Pelo contrário. Até horas atrás, quando ainda estava vivo, continuava dono absoluto do meu passo e do meu ideário. Partidário contra as injustiças sociais, ainda assim nunca levantei uma bandeira de partido político porque seu discurso mentiroso dizia que era de esquerda. Esquerda uma ova, pois quando alcançam o poder todos, indistintamente, se tornam demasiadamente tortos.
Li Marx, Trotsky, Rosa Luxemburgo, Bakunin, Arendt e outros do mesmo modo que li Lewis Carol, Tolkien, Whitman, Drummond, Pessoa, Jorge Amado. Tudo pelo prazer da leitura e do conhecimento, nada mais do que isto. Se eu levantasse desse caixão e dissesse, talvez vocês diriam que era mentira minha, mas já chorei lendo aqueles romances infanto-juvenis de José Mauro de Vasconcelos. Que saudade de Rosinha, minha canoa, de Meu pé de laranja lima...
Gostava, não vou negar agora só porque logo mais estarei tendo o meu passaporte avaliado para saber para qual lado posso seguir, do pecado e de pecar. Mulher casada já foi mais casada comigo do que com os seu maridos corneados. Escrevia cartas de amor para meus amigos entregarem às suas pretendidas, mas quem as encontrava nos escondidos dos cemitérios e dos bequinhos era eu.
Certa vez travei uma longa discussão com um padre sobre a igreja e a existência de Deus. Foi a primeira das tantas vezes que fui excomungado. Provei ao homem que igreja e cabaré são as mesmas coisas e que prostituta não se diferenciava de beata. Ora, eu disse, a igreja é apenas uma construção que precisa verdadeiramente alcançar o fim a que se destina, através do exemplo maior dos seus sacerdotes, padres e sacristãos. Mas o que eles fazem senão denegrir a imagem do templo religioso?
Uma igreja que se respeita cultua a palavra do Senhor e segue os seus mandamentos. E não me parece algo respeitável um templo onde um padre raparigueiro ou pedófilo se reveste de paramento para falsear a palavra sagrada. Do mesmo modo aquelas sonsas que chegam por ali cheias de pecados e ainda assim se acham devotas disso ou daquilo. Em primeiro lugar sejam devotas de si mesmas, respeitando-se, deixando de trair os maridos, deixando de viver para a mentira e a falsidade.
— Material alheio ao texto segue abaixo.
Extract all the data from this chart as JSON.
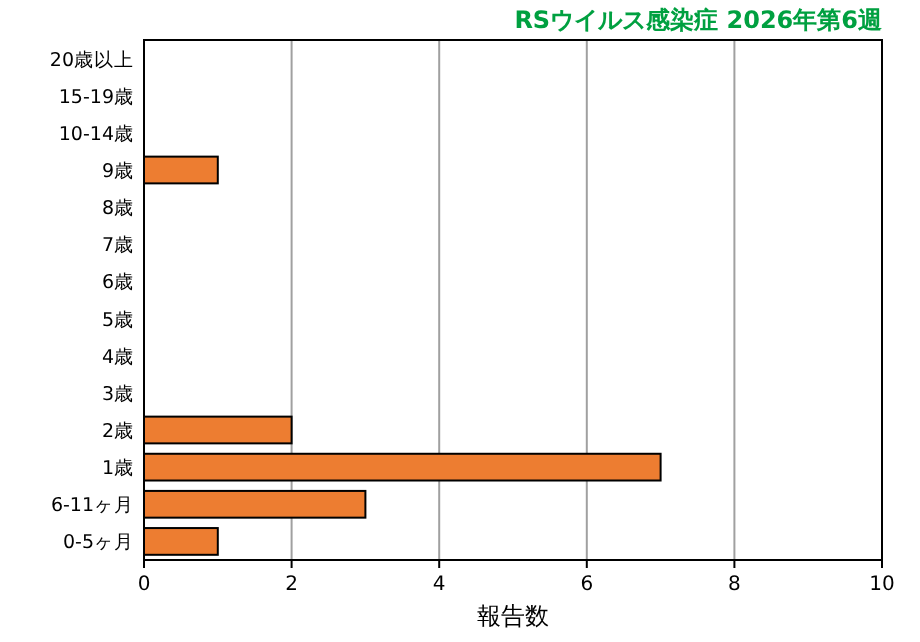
{
  "chart_data": {
    "type": "bar",
    "orientation": "horizontal",
    "title": "RSウイルス感染症 2026年第6週",
    "xlabel": "報告数",
    "categories": [
      "20歳以上",
      "15-19歳",
      "10-14歳",
      "9歳",
      "8歳",
      "7歳",
      "6歳",
      "5歳",
      "4歳",
      "3歳",
      "2歳",
      "1歳",
      "6-11ヶ月",
      "0-5ヶ月"
    ],
    "values": [
      0,
      0,
      0,
      1,
      0,
      0,
      0,
      0,
      0,
      0,
      2,
      7,
      3,
      1
    ],
    "color": "#ed7d31",
    "xlim": [
      0,
      10
    ],
    "xticks": [
      0,
      2,
      4,
      6,
      8,
      10
    ],
    "grid": "x"
  }
}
Conheço cabaré com gente mais religiosa do que aquelas que freqüentam assiduamente os templos. Os padres que freqüentam ali às escondidas também sentem isso, tenho a máxima certeza. E porque disse essas verdades o homem me ameaçou de excomungamento. Ameaçou e cumpriu logo assim que me ouviu dizer quem era Deus.
Disse apenas que Deus não pertencia nem a bíblia, a igreja, ao Vaticano, a sacerdote nem a religião. Disse que o Deus verdadeiro era único e individual, pertencente apenas àquele coração que o aceitasse com tamanha devoção e fé que jamais outra força poderia suplantar. Esse Deus de cada um e em cada um é igreja, bíblia, religião e tudo. E não somente o que freqüenta o templo o tem, mas também aquela que é chamada prostituta.
Fui excomungado por isso. E o pior é que foi esse mesmo padre que veio aqui, forçadamente, dizer as mentiras que disse instantes atrás. Agora certamente estará tentando que o meu passaporte para o céu seja negado. Problema dele, se bem sei o que mereço ter.